が、俺が座っているのはふっかふかのソファだ。事務的な家具とは正反対の応接セットが、それらの脇にはあった。金色の縁(フチ)。薔薇の模様が織られた、淡いグリーンを基調としたソファカバー。お揃いのテーブルには、白いレースのマットが敷かれている。ロココだ。ヴェルサイユだ。マリー・アントワネットだ。何故ここだけ十八世紀なのかと、質問したい。が、その質問相手であるチビッコ先輩―――近江 響先輩そのものが疑問の対象であり、何となく質問しにくい。
あなたは本当に先輩なんですか。高校生なんですか。大体、男なんですか。
とか、失礼だから聞けず、俺は応接セットについての質問も出来ずにいる。
「………"アキちゃん"?」
「うん。僕が付けたあだ名だよぉ?」
「………ははは」
テーブルには「今はユカリンがいないから、お茶淹れてあげるねっ!」と言われて出された紅茶が載っている。

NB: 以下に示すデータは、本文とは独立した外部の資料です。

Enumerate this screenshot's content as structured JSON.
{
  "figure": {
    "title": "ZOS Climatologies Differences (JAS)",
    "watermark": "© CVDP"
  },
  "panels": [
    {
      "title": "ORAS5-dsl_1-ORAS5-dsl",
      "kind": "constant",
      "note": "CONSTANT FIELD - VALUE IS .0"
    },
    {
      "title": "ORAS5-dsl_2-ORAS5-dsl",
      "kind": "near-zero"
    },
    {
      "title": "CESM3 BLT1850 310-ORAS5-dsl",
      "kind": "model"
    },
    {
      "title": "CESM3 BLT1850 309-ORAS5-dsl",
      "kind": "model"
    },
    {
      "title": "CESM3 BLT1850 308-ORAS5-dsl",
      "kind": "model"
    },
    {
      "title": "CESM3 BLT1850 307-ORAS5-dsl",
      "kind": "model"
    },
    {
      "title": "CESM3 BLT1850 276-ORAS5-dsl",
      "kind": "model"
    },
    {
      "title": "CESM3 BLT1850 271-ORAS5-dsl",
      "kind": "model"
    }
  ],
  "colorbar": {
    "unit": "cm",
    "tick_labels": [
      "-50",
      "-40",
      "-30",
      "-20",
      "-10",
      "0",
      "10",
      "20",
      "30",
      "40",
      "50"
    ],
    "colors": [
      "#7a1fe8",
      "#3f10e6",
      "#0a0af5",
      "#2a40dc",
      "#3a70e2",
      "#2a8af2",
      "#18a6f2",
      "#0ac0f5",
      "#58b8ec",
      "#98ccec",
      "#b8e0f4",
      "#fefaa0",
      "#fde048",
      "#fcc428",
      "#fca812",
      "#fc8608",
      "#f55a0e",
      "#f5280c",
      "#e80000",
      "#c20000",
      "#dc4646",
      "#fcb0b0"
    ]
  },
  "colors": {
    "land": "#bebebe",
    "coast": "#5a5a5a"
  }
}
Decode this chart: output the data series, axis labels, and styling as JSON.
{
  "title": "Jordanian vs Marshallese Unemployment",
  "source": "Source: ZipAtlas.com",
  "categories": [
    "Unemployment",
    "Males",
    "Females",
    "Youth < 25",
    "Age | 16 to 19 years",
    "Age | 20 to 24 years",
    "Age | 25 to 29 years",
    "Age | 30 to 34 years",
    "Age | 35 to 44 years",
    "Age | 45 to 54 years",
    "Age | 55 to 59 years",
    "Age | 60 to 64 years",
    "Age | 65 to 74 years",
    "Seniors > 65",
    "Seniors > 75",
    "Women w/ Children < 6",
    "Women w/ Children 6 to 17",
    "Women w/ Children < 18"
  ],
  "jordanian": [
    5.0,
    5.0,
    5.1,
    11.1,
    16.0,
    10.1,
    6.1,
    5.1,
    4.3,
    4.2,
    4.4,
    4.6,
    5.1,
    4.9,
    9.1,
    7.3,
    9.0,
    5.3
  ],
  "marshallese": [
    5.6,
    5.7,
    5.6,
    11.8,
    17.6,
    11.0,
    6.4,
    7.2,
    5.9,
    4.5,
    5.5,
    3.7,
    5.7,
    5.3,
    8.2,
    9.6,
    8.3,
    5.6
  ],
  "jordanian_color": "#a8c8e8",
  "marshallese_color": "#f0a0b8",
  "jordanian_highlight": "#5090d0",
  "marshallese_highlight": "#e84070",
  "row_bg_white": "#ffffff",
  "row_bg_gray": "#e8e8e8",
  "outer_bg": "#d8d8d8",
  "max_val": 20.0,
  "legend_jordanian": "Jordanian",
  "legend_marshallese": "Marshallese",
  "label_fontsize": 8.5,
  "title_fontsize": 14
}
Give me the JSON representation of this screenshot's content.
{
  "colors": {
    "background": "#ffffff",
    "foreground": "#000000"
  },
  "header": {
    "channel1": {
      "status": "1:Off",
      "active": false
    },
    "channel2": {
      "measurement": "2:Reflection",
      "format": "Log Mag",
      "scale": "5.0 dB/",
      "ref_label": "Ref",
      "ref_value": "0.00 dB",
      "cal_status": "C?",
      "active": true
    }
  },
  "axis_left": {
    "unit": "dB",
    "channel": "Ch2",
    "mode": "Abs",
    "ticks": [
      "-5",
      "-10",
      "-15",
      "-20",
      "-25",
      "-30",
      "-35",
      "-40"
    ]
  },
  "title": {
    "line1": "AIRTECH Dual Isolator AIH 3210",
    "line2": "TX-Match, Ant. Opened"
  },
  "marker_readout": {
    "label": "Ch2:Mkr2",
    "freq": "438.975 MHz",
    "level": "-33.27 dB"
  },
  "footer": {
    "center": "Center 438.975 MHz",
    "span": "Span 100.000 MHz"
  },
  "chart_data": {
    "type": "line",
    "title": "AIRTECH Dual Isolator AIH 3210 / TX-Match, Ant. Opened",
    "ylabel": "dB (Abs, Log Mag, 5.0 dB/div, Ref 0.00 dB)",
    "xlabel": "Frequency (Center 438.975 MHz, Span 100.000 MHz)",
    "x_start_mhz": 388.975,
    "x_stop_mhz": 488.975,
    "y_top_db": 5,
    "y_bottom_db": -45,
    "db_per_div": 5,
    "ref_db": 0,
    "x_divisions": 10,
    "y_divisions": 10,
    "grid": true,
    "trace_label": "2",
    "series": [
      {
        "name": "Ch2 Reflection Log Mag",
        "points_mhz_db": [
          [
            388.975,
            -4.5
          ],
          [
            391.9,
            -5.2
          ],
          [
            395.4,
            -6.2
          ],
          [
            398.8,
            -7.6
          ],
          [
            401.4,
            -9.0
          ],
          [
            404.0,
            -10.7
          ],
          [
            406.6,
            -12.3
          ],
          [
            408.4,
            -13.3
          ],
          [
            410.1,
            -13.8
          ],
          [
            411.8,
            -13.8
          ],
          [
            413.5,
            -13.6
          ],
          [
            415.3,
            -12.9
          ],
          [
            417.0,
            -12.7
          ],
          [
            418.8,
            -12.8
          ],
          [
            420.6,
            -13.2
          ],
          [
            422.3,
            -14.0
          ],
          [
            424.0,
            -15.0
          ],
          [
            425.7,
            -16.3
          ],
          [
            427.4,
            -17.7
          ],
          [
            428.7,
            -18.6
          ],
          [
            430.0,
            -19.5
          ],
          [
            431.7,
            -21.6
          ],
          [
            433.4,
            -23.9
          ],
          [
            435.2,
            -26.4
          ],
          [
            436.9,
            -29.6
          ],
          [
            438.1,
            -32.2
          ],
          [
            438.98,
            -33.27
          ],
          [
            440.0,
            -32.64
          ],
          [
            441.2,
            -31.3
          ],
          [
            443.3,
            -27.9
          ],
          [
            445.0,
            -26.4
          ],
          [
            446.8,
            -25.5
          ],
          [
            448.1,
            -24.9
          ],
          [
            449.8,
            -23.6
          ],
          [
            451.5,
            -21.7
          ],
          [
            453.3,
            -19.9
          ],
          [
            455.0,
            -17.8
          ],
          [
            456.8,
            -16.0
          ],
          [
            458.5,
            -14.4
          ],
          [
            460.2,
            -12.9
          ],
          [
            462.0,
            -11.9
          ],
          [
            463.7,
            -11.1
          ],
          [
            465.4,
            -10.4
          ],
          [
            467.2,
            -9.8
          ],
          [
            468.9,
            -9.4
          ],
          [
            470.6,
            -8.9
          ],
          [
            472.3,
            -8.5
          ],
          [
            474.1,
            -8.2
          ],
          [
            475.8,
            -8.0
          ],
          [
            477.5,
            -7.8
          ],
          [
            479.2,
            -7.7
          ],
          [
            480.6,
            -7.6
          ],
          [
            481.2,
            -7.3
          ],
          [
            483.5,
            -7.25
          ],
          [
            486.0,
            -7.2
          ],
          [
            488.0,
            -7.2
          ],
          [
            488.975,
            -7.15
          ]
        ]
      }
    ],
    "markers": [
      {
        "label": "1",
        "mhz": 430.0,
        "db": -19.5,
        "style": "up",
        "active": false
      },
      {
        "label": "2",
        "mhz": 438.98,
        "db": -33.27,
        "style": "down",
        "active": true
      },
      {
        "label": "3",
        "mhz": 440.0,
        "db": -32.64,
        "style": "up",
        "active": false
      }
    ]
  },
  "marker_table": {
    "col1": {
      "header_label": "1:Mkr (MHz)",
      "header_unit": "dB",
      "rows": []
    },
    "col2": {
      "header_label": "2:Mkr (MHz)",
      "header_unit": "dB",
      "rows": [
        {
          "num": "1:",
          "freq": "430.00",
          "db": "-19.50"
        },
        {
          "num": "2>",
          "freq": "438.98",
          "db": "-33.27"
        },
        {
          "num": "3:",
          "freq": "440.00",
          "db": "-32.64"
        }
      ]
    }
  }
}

隣に置かれた瓶。中には角砂糖が入っている。何故知っているかというと、近江先輩が俺の目の前でそれを六個、ティーカップに入れて下さったからだ。
六個。
砂糖が、六個。
飲めない。無理。絶対甘い。
ちらりと横に座る近江先輩を見遣ると、その目はキラッキラ光ってて、………どうしよ。
「…………いい。俺が、飲む」
「へ?」
どうしようかと考えていたら、それまで黙って向かいに座っていた先輩が、ひょいとカップを持ち上げた。
「え、ちょ」
「あぁ〜!アキちゃんに淹れたのにぃ!」
そしてそのまま一気に、砂糖味の紅茶を飲み干した。
「ひどいよ悠仁!」
「…………甘い」
身を挺して砂糖紅茶を飲んでくれたのは、第二学年の大倉 悠仁先輩。
近江先輩とは逆に、この人は背が物凄く高い。自称モデル体型・実際モデル体型の嫌味馬鹿こと司よりも身長が高い。けれど司よりも筋肉が付いてるから、何かスポーツでもやっているのかもしれない。
細い目が犬っぽいイメージだ。ラブラドールみたいだな。
ここにいるということは、二人は生徒会の役員らしい。